Winkler ordnete die Foto-Text-Tafeln zu Themenbereichen wie jüdische Familien, darunter die Familien Baruch, Levy, Levin und Löwenstein. Weitere Tafeln widmen sich der Kunst und Kultur bis 1939 und Persönlichkeiten wie dem Rabbiner Joseph Carlebach, der jüdischen Frauenrechtlerin Sidonie Werner, die das Kinderheim an der Bismarckallee gründete, und dem jüdischen Künstler Ervin Bossanyi, der unter anderem die „Gänseliesel“ und Reliefs an der Meierei in Bad Segeberg arbeitete.
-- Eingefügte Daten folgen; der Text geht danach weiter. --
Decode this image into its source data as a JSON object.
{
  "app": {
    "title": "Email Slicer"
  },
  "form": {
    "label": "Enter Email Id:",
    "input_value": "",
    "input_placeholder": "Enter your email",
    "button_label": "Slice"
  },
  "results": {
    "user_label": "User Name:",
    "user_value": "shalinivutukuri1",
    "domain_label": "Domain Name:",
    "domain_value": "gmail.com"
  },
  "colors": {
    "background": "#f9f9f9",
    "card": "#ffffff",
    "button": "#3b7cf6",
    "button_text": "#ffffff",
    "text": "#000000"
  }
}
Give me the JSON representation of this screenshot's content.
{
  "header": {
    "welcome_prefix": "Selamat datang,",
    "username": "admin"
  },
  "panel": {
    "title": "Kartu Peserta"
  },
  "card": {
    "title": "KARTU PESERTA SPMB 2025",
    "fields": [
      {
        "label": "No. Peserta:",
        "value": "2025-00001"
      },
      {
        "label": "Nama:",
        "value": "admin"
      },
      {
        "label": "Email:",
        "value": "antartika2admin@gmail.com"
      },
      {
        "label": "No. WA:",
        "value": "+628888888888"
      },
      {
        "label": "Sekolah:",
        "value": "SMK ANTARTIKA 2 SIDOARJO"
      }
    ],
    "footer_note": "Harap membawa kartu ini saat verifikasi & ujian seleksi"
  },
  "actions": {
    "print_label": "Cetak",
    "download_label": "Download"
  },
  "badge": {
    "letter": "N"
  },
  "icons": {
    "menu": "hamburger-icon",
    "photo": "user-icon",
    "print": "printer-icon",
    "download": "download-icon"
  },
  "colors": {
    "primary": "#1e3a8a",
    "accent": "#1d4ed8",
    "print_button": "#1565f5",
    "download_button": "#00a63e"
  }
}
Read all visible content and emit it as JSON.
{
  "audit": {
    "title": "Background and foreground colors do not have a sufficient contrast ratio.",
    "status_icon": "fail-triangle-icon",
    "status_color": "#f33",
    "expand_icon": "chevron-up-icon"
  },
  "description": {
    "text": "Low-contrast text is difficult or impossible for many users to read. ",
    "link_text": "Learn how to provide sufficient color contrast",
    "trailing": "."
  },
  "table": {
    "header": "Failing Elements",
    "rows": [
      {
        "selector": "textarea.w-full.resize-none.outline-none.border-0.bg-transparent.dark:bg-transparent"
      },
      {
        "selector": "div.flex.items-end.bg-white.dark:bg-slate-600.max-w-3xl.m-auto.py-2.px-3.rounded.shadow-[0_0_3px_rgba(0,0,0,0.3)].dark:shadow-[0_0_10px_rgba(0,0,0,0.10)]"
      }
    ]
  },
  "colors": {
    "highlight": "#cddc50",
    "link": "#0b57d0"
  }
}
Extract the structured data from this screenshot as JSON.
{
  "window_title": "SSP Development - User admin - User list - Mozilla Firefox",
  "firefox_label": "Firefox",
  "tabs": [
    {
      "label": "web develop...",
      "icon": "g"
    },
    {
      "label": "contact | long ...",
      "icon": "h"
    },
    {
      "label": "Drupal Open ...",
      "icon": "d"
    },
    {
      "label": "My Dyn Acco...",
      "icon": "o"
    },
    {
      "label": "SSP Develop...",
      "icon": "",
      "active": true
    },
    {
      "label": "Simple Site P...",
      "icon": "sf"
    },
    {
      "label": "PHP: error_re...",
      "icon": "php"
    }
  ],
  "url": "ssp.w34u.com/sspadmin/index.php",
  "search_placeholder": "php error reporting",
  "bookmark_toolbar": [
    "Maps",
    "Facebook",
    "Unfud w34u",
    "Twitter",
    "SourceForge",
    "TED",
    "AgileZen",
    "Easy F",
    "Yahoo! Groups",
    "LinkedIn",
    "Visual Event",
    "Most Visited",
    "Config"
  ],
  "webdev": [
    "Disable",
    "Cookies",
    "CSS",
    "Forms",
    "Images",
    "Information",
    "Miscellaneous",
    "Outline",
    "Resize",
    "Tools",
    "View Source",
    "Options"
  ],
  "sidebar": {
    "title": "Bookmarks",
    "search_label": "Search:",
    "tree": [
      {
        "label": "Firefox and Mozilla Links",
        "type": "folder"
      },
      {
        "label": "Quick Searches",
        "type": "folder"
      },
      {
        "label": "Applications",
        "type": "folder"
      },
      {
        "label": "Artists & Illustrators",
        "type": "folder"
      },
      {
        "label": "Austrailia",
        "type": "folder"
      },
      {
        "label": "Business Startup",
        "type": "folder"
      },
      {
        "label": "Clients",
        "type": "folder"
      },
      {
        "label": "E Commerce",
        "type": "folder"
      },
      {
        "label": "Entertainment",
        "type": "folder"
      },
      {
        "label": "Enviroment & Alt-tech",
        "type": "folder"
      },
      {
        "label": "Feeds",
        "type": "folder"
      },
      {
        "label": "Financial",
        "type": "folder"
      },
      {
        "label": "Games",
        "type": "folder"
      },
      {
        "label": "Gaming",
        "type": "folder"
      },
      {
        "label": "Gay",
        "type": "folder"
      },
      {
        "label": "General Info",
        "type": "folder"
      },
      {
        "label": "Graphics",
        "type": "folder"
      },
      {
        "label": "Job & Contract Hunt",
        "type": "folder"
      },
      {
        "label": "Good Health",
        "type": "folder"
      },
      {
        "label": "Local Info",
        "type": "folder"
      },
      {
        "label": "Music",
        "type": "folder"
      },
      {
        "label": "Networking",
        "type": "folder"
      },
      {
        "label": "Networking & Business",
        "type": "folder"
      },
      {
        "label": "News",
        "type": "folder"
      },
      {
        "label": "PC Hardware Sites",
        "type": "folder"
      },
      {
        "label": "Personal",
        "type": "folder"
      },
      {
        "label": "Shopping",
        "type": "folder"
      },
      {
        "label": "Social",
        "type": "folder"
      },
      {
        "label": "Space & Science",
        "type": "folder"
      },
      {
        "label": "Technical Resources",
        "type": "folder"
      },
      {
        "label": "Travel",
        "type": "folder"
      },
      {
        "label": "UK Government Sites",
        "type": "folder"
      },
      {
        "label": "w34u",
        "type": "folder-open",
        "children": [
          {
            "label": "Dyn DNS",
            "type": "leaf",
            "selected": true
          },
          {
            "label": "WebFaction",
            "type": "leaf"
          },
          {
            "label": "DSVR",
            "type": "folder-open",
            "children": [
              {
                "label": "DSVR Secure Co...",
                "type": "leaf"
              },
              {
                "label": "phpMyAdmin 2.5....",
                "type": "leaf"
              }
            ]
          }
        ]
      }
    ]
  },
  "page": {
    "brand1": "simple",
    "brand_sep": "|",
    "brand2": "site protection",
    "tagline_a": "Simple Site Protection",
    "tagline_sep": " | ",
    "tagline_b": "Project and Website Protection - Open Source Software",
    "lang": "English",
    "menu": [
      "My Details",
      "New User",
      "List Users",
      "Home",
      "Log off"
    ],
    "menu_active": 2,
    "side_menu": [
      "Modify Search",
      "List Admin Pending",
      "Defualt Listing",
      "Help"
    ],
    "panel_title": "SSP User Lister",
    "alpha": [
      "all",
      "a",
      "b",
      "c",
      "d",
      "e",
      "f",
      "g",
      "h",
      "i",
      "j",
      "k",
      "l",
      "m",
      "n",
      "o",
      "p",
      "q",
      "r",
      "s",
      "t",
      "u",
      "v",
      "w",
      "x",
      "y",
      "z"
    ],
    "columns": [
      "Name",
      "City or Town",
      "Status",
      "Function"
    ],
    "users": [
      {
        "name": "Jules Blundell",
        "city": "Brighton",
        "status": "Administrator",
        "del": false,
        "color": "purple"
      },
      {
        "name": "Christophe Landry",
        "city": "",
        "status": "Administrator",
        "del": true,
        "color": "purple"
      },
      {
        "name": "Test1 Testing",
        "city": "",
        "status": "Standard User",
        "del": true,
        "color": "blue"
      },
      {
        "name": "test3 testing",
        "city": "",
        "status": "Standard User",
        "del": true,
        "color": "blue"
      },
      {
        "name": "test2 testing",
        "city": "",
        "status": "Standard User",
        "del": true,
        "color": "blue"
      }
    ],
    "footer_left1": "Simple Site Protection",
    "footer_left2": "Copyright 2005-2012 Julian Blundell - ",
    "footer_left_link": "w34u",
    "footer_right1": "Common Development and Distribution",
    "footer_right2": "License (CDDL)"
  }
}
Neue Holocaust-Mahnmal wird im November eingeweiht

Die heutige Gemeinde präsentiert sich in einer Fotoauswahl von der Grundsteinlegung über den ersten Gottesdienst in der neuen Synagoge bis zu Purim-, Sukkot- und Chanukka-Feiern.

Axel Winkler zeigt in seinen Texten auch Versäumnisse der Stadt bei der Aufarbeitung ihrer jüdischen Vergangenheit auf. Jahrelang vernachlässigte die Stadt die Gedenkstätte der ehemaligen, in der Reichs-Pogromnacht geschändeten Synagoge an der Lübecker Straße gegenüber dem Rathaus.

Erst als die ersten Stolpersteine verlegt wurden, für die Axel Winkler und Heino Ullrich, Vorsitzender des Fördervereins der Jüdischen Gemeinde, die Daten und Fakten recherchierten, fand ein Umdenken statt. Am 9. November, dem 83. Jahrestag der Reichs-Pogromnacht, wird am Ort der alten Synagoge an der Lübecker Straße 2 mit einem Stahl-Nachbau der ehemaligen Fassade ein neues Holocaust-Mahnmal eingeweiht.